The network type of a dual-stack ALB instance is determined by its IPv4 address. If the instance has a public IPv4 address, it is Internet-facing. If it has only a private IPv4 address, it is internal.
You can only create new dual-stack instances. Upgrading an existing IPv4 instance to dual-stack is not supported.
Access control list (ACL) entries support only IPv4 addresses.
WAF integration
We recommend enabling Website Application Firewall (WAF) 3.0 protection for ALB instances (service-based integration), which creates WAF-enabled ALB instances.
Supported regions:
Area
Region
China
China (Chengdu), China (Qingdao), China (Beijing), China (Guangzhou), China (Hangzhou), China (Ulanqab), China (Shanghai), China (Shenzhen), China (Zhangjiakou), and China (Hong Kong)
Asia Pacific
Philippines (Manila), Indonesia (Jakarta), Japan (Tokyo), Malaysia (Kuala Lumpur), Singapore, Thailand (Bangkok), and South Korea (Seoul)
Europe and Americas
Germany (Frankfurt), US (Virginia), US (Silicon Valley), and Mexico
Middle East
SAU (Riyadh - Partner Region)
WAF version: You must use WAF 3.0. If you have a WAF 2.0 instance in your account, you must first release the WAF 2.0 instance or migrate it to WAF 3.0.
By default, ALB does not enable the
X-Forwarded-Protoheader in requests forwarded to the backend server group.
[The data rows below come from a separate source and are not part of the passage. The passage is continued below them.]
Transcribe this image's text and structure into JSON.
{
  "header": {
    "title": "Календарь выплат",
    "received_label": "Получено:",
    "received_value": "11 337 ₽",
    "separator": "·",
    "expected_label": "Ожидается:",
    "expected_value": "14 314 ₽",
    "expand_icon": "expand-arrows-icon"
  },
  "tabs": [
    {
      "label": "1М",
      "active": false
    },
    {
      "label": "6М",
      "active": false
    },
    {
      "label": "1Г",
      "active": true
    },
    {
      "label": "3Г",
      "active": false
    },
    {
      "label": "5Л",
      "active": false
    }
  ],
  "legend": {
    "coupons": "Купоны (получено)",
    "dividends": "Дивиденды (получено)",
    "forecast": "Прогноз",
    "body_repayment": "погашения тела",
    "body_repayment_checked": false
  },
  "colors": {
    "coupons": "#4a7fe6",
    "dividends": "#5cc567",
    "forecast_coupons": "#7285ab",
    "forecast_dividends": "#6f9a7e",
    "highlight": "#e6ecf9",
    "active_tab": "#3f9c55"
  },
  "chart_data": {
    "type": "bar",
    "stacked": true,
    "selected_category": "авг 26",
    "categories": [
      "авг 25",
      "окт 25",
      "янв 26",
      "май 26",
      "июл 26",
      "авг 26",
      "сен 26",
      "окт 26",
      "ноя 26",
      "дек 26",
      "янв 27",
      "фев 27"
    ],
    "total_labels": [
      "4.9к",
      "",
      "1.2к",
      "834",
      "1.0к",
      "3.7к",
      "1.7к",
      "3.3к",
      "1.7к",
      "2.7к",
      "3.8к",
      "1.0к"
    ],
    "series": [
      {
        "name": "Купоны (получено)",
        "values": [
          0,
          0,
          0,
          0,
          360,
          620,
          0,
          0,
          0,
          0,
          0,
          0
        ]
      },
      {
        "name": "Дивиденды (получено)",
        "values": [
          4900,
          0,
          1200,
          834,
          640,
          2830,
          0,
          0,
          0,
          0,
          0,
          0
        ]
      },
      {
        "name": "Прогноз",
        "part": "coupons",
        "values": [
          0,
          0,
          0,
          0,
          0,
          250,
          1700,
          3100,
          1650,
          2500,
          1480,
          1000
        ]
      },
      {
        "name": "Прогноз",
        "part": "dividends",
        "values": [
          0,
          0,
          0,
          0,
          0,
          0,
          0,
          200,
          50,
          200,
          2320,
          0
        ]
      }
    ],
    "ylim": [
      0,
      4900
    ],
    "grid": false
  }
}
After you terminate a WAF 2.0 instance, accessing the ALB directly may cause service exceptions, such as infinite loop redirection, because the backend service cannot properly identify the protocol (HTTP/HTTPS). To prevent this issue, you must manually enable theX-Forwarded-Protorequest header in the ALB listener configuration.Feature availability: WAF for ALB instances does not support the following features: the data leakage prevention module and the automatic Web SDK integration feature for anti-crawler rules for websites in the bot management module.
If you want to use an existing WAF 2.0 instance (transparent integration), Internet-facing Basic and Standard ALB instances support WAF 2.0 integration. Supported regions: China (Hangzhou), China (Shanghai), China (Shenzhen), China (Chengdu), China (Beijing), and China (Zhangjiakou). Internal ALB instances do not support WAF 2.0 integration.
Cross-zone load balancing
By default, cross-zone load balancing is enabled for ALB instances. Incoming requests are distributed to backend services deployed in all selected zones within the specified region. If you disable this feature for a server group, loads are balanced across each single zone.